2. Ön İnceleme ve İncelemenin Kapsamı
İlk derece mahkemesi kararının; kesinlik, süre, istinaf başvuru şartları ve diğer usul konuları yönünden HMK 352. maddesine göre ön incelemesi yapılmış ve eksiklik bulunmadığı anlaşılan dosyanın incelenmesine geçilmiştir. İstinaf incelemesi de, HMK 355. maddesi göz önünde bulundurularak, kamu düzeninden olan hususlar re’sen gözetilmek suretiyle istinaf sebepleriyle sınırlı olarak yapılmıştır.
3. Değerlendirme
Eser sözleşmesinde iş bedelinin götürü olarak belirlenmesi halinde, yüklenici tarafından gerçekleştirilen imalatın işin tamamına göre fiziki oranının tespit edilerek bu oranın götürü bedele uygulanması ve iş sahibi tarafından yapılan ödemelerin düşülmesi suretiyle yüklenicinin hak ettiği bedelin veya iş sahibi tarafından fazla ödeme yapılıp yapılmadığının belirlenerek sonuca gidilmesi gerekmektedir.
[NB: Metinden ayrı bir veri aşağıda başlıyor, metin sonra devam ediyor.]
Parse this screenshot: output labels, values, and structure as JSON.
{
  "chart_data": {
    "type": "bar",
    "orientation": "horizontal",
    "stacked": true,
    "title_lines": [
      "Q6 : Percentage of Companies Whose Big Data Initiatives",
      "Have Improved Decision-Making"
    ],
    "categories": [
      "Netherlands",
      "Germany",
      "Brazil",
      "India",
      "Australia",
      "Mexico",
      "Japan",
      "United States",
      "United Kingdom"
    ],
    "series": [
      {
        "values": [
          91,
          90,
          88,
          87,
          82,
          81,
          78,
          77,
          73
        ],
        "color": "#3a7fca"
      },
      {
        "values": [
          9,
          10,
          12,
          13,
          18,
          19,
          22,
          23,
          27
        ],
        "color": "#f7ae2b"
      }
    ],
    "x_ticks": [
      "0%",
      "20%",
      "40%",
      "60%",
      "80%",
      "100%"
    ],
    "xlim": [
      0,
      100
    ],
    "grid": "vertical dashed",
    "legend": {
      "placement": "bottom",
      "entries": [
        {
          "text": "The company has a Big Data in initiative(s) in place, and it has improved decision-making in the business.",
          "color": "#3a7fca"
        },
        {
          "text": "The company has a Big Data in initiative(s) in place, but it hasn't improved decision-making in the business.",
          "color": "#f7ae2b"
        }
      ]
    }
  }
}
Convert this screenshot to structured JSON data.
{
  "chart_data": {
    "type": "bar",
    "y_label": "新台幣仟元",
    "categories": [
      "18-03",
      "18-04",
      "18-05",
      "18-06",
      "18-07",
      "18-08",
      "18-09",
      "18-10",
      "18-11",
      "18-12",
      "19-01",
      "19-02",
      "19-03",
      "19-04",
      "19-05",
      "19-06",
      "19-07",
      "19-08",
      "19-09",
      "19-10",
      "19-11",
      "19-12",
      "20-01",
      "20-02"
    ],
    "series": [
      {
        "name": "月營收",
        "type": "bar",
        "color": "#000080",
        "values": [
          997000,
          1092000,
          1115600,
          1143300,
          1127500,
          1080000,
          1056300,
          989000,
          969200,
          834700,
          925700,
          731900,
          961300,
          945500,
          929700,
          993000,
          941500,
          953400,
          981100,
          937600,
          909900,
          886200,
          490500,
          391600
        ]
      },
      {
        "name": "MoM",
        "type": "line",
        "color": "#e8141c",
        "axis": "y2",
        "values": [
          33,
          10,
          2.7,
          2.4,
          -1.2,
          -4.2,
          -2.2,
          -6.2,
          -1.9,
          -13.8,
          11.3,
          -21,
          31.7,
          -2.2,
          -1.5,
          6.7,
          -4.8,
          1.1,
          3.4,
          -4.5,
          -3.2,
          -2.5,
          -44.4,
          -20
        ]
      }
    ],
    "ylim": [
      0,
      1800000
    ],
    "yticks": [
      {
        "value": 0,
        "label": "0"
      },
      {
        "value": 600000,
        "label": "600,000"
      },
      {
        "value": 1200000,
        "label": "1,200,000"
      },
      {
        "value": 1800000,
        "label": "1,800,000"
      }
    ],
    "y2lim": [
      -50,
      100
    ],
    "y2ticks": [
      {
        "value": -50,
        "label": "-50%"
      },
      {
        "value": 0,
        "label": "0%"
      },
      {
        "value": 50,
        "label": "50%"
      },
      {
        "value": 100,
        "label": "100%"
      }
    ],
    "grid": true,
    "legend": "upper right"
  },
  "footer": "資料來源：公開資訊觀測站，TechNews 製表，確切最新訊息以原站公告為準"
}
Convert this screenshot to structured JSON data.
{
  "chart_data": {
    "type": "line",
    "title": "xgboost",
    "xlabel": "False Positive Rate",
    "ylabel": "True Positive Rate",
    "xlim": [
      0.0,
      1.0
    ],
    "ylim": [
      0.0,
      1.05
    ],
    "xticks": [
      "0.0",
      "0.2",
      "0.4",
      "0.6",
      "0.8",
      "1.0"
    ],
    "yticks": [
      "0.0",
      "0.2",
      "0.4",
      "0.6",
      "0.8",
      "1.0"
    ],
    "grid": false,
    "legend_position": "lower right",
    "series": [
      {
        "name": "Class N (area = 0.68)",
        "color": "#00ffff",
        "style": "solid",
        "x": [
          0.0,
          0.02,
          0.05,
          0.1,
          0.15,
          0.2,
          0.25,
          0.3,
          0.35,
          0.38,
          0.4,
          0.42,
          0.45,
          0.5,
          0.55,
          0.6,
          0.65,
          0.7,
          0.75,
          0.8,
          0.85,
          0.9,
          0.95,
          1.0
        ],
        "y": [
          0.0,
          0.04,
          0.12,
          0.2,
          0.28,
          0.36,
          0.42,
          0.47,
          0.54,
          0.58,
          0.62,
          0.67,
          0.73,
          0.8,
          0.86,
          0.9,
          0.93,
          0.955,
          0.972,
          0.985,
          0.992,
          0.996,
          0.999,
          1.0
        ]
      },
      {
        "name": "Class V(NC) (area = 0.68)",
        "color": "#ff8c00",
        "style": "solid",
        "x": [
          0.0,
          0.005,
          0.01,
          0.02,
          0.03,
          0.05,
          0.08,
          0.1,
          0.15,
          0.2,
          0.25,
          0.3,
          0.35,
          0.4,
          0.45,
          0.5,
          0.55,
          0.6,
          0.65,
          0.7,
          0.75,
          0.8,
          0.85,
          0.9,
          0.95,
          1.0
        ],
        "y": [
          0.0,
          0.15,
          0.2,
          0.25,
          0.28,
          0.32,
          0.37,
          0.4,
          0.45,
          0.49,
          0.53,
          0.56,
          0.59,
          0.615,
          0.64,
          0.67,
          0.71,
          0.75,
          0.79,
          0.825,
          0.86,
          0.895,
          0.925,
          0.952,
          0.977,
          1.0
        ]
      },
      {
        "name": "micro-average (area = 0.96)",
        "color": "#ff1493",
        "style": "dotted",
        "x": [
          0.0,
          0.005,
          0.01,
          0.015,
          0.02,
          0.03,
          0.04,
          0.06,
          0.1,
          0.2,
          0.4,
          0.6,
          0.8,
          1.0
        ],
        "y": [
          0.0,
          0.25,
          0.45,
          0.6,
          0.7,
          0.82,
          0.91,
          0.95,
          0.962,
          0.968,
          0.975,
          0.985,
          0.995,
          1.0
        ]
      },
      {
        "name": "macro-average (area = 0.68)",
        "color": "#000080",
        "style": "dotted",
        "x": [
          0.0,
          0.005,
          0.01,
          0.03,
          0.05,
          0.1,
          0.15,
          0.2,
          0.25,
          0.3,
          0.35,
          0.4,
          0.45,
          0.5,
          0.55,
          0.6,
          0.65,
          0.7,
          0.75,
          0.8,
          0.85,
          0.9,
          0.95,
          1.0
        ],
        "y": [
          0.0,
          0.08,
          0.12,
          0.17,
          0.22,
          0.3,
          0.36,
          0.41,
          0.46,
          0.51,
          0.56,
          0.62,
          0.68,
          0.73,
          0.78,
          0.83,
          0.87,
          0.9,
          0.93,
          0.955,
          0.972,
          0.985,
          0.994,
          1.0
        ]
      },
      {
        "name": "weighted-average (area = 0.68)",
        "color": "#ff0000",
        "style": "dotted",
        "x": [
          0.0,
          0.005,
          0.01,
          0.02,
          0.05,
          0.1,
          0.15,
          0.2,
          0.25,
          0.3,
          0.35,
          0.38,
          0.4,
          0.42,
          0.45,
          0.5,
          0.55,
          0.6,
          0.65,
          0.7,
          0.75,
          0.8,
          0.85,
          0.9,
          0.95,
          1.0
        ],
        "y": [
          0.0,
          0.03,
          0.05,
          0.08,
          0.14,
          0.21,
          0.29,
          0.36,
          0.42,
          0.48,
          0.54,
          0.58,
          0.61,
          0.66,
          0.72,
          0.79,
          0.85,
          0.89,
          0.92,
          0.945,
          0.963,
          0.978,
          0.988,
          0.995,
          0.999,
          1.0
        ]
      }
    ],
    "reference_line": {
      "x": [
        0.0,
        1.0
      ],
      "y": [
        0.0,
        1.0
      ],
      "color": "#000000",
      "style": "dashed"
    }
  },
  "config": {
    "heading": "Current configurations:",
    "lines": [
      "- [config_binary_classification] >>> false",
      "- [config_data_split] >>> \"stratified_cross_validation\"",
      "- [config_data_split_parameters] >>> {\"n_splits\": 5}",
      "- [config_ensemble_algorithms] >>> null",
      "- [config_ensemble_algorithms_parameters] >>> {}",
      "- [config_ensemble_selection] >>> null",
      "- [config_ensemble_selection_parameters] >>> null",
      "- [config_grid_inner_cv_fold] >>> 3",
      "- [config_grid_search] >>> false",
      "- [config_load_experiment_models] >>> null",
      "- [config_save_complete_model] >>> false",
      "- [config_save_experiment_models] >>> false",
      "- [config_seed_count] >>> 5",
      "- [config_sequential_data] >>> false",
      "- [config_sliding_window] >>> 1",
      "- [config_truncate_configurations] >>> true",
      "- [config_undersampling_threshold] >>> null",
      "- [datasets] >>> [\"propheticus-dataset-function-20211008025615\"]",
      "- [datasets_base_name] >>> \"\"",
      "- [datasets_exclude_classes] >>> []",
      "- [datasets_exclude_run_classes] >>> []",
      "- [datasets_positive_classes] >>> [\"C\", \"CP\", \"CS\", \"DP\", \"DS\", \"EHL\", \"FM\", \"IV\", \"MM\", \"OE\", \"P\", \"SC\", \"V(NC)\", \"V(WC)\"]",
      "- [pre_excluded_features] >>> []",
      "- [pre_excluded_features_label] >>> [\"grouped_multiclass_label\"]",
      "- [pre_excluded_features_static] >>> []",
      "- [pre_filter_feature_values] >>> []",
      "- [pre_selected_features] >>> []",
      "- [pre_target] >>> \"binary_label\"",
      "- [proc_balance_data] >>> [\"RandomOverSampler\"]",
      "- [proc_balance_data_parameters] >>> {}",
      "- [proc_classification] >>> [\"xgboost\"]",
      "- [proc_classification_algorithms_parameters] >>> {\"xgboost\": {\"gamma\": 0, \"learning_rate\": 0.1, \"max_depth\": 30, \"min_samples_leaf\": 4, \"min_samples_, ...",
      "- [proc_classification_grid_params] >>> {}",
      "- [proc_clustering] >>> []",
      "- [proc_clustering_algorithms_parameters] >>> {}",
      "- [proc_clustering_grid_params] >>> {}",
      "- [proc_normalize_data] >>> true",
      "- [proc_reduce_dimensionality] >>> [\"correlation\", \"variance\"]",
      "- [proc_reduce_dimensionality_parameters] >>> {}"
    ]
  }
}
Hükme esas alınan bilirkişi raporunda, belirtilen usul gereğince hesaplama yapılmamış olup, yapılan iş bedeli karşılığı bulunarak buradan hareketle fiziki gerçekleşme oranının ne olduğu belirlenmeye çalışılmıştır. Oysa bilirkişinin yapması gereken, önce fiilen yapılan ve yapılmayan işleri tespit ederek işin tamamına göre fiziki gerçekleşme oranını hesaplaması, bu gerçekleşme oranını sözleşmede yazılı toplam iş bedeline uygulamak suretiyle hesaplama yapmasıdır. Açıklanan bu usule uygun olmayan ek rapor esas alınarak sonuca gidilmesi doğru olmamıştır. Bu sebeplerle, taraf vekillerinin istinaf başvurularının kabulü ile HMK’nun 353/1-a/6 maddesi uyarınca, esası incelenmeden kararın kaldırılmasına karar vermek gerekmiştir.
V. KARAR
1)Yerel mahkeme kararının esası incelenmeksizin ORTADAN KALDIRILMASINA ve davanın yeniden görülmesi için dosyanın kararı veren mahkemeye GÖNDERİLMESİNE,
2)Peşin alınan istinaf karar harcının isteği halinde ilk derece mahkemesince istinaf yoluna başvuran taraflara iadesine,
3)Dosya üzerinde yapılan inceleme neticesinde 30/03/2023 tarihinde HMK’nun 362. maddesi uyarınca kesin olarak oybirliği ile karar verildi.